The prohibition would not apply to the gaming floors of the three Detroit casinos, establishments that are designated for smoking cigars purchased on or off premises, and stores that primarily sell tobacco products and smoking paraphernalia.

Businesses that do not comply with the new regulations could be subject to a fine of up to $100 for the first offense and up to $500 for subsequent offenses.

The bill’s passage is a victory for anti-smoking and health advocates who have long said Michigan needs to join what are now 37 other states that have enacted some type of smoking regulation.

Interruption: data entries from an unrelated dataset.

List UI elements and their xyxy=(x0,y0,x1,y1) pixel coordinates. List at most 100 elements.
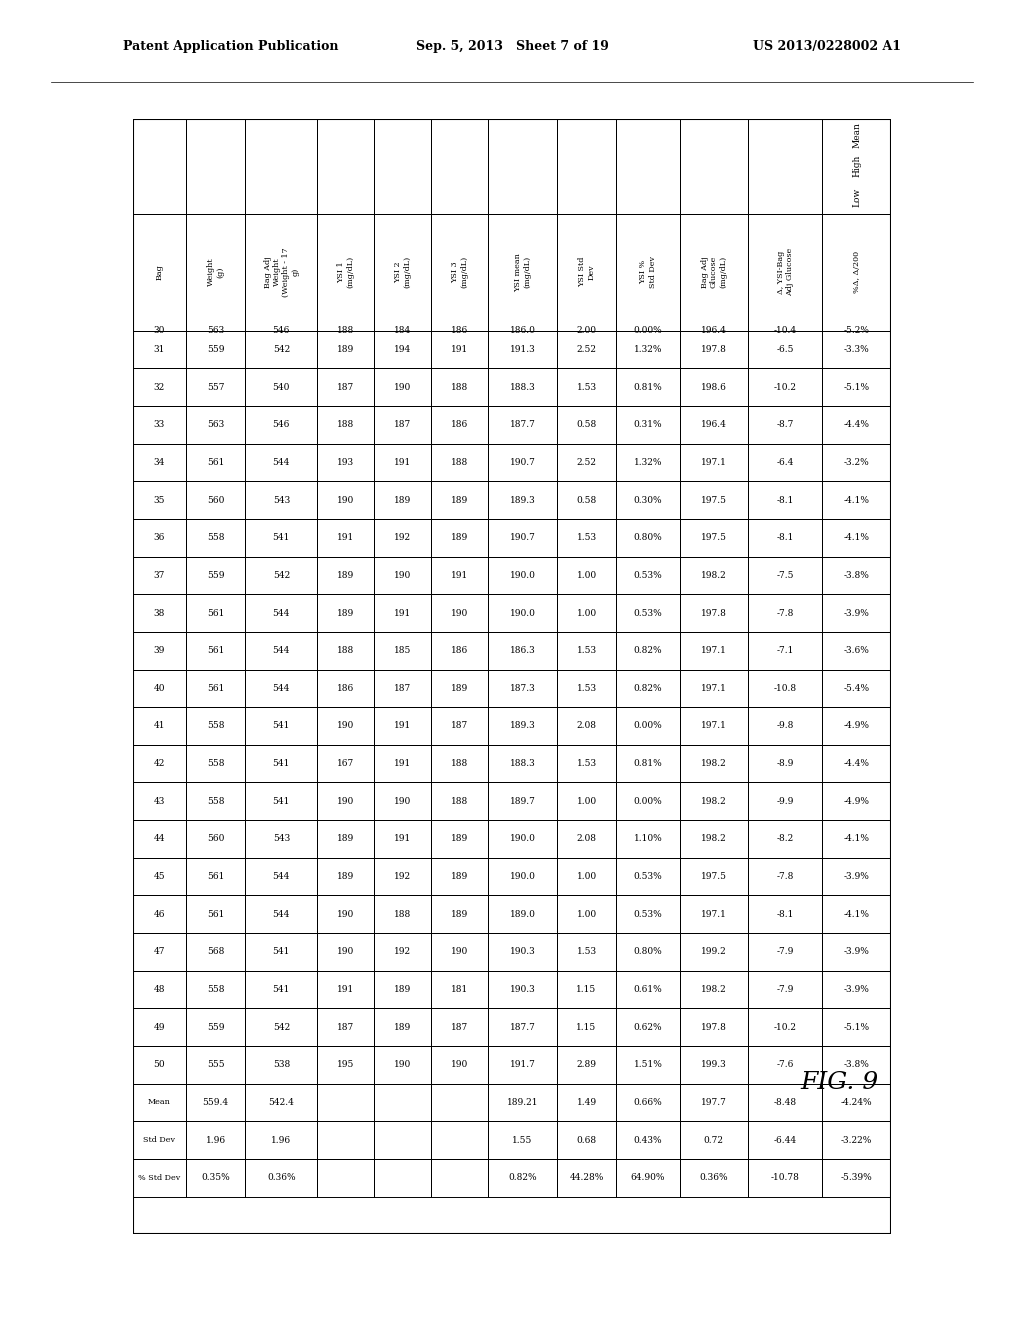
Bar xyxy=(616,858,680,895)
Bar xyxy=(246,632,317,669)
Bar xyxy=(680,214,748,331)
Bar xyxy=(616,1159,680,1196)
Text: 2.00: 2.00 xyxy=(577,326,597,335)
Text: 2.52: 2.52 xyxy=(577,458,597,467)
Text: 186.3: 186.3 xyxy=(510,647,536,655)
Bar xyxy=(375,895,431,933)
Text: -6.4: -6.4 xyxy=(776,458,794,467)
Text: 44.28%: 44.28% xyxy=(569,1173,604,1183)
Bar xyxy=(431,1084,488,1121)
Text: 557: 557 xyxy=(207,383,224,392)
Bar xyxy=(822,820,891,858)
Text: 559: 559 xyxy=(207,345,224,354)
Bar xyxy=(317,594,375,632)
Text: 196.4: 196.4 xyxy=(700,420,727,429)
Bar xyxy=(557,858,616,895)
Bar xyxy=(185,594,246,632)
Text: 191: 191 xyxy=(452,345,468,354)
Bar xyxy=(748,1008,822,1045)
Bar xyxy=(317,214,375,331)
Bar xyxy=(748,557,822,594)
Text: 543: 543 xyxy=(272,495,290,504)
Text: 189: 189 xyxy=(337,873,354,880)
Bar xyxy=(748,119,822,214)
Bar xyxy=(431,708,488,744)
Bar xyxy=(557,1121,616,1159)
Bar xyxy=(748,368,822,407)
Text: 0.00%: 0.00% xyxy=(634,722,663,730)
Bar xyxy=(616,708,680,744)
Bar xyxy=(185,444,246,482)
Bar xyxy=(185,1084,246,1121)
Bar xyxy=(185,407,246,444)
Bar xyxy=(822,933,891,970)
Text: 0.82%: 0.82% xyxy=(634,684,663,693)
Bar xyxy=(748,1084,822,1121)
Text: -4.9%: -4.9% xyxy=(844,722,869,730)
Bar xyxy=(317,1121,375,1159)
Bar xyxy=(680,368,748,407)
Text: 193: 193 xyxy=(337,458,354,467)
Text: 197.8: 197.8 xyxy=(700,345,727,354)
Text: YSI 2
(mg/dL): YSI 2 (mg/dL) xyxy=(394,256,412,288)
Bar xyxy=(246,214,317,331)
Text: 197.8: 197.8 xyxy=(700,609,727,618)
Text: 190.3: 190.3 xyxy=(510,948,536,957)
Text: 186: 186 xyxy=(337,684,354,693)
Bar xyxy=(680,783,748,820)
Text: Mean: Mean xyxy=(148,1098,171,1106)
Text: -3.3%: -3.3% xyxy=(844,345,869,354)
Text: -9.9: -9.9 xyxy=(776,797,794,805)
Text: 541: 541 xyxy=(272,797,290,805)
Text: -8.48: -8.48 xyxy=(774,1098,797,1107)
Text: -10.4: -10.4 xyxy=(774,326,797,335)
Text: 189: 189 xyxy=(452,873,468,880)
Bar xyxy=(822,1084,891,1121)
Bar xyxy=(748,820,822,858)
Bar xyxy=(616,214,680,331)
Bar xyxy=(185,669,246,708)
Text: 191: 191 xyxy=(394,458,412,467)
Text: 541: 541 xyxy=(272,759,290,768)
Text: -7.8: -7.8 xyxy=(776,873,794,880)
Text: 190: 190 xyxy=(394,383,412,392)
Bar xyxy=(246,708,317,744)
Bar xyxy=(748,858,822,895)
Text: -5.4%: -5.4% xyxy=(844,684,869,693)
Text: 543: 543 xyxy=(272,834,290,843)
Bar xyxy=(133,820,185,858)
Text: YSI %
Std Dev: YSI % Std Dev xyxy=(639,256,656,288)
Text: 0.53%: 0.53% xyxy=(634,609,663,618)
Text: 197.5: 197.5 xyxy=(700,873,727,880)
Text: -10.2: -10.2 xyxy=(774,383,797,392)
Text: 544: 544 xyxy=(272,684,290,693)
Text: 1.00: 1.00 xyxy=(577,909,597,919)
Text: 544: 544 xyxy=(272,609,290,618)
Bar xyxy=(375,744,431,783)
Text: 187: 187 xyxy=(394,684,412,693)
Text: 198.2: 198.2 xyxy=(700,797,727,805)
Text: 190: 190 xyxy=(337,948,354,957)
Text: 542: 542 xyxy=(272,1023,290,1032)
Text: 190: 190 xyxy=(394,1060,412,1069)
Bar xyxy=(431,407,488,444)
Text: Mean: Mean xyxy=(852,121,861,148)
Text: 558: 558 xyxy=(207,759,224,768)
Text: -8.1: -8.1 xyxy=(776,495,794,504)
Text: 190.0: 190.0 xyxy=(510,609,536,618)
Text: 187: 187 xyxy=(337,1023,354,1032)
Bar xyxy=(557,1045,616,1084)
Text: 0.36%: 0.36% xyxy=(699,1173,728,1183)
Text: 0.00%: 0.00% xyxy=(634,326,663,335)
Bar xyxy=(375,557,431,594)
Text: 0.80%: 0.80% xyxy=(634,533,663,543)
Text: 561: 561 xyxy=(207,458,224,467)
Bar xyxy=(616,368,680,407)
Bar xyxy=(822,368,891,407)
Text: 0.61%: 0.61% xyxy=(634,985,663,994)
Text: 189.7: 189.7 xyxy=(510,797,536,805)
Text: 35: 35 xyxy=(154,495,165,504)
Bar xyxy=(185,895,246,933)
Text: 190: 190 xyxy=(337,495,354,504)
Text: 191.7: 191.7 xyxy=(510,1060,536,1069)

“Legislators have given Michigan workers the greatest gift of all—the ability to breathe smoke-free air in the workplace,” said Susan Schechter, a spokeswoman for the Campaign for Smokefree Air and director of advocacy at the American Lung Association of Michigan, in a news release. “We have spent more than a decade fighting for the health of Michigan workers and our efforts have finally prevailed.”

But opponents, including bars and restaurants, have said the state ban is over-regulation and businesses should be able to decide whether to provide smoking areas.

“We still are adamantly opposed to a smoking ban,” said Lance Binoniemi, executive director of the Michigan Licensed Beverage Association. “We do feel that business owners should be the ones dictating their own smoking policies.”

He said that with more than 6,000 bars and restaurants smoke-free in Michigan, there’s evidence that a market-based approach works.

Binoniemi also said that if the Legislature does feel the need to ban smoking, “they should treat the entire hospitality industry equally” and not provide exemptions to Detroit casinos, which he said will have a competitive advantage over surrounding bars and restaurants that cannot provide smoking to their patrons.

Detroit casinos have said banning smoking completely in their establishments would mean lost business and in turn decreased tax revenues to the city and state, and would precipitate layoffs.

Filed by Amy Lane of Crain’s Detroit Business, a sister publication of Workforce Management.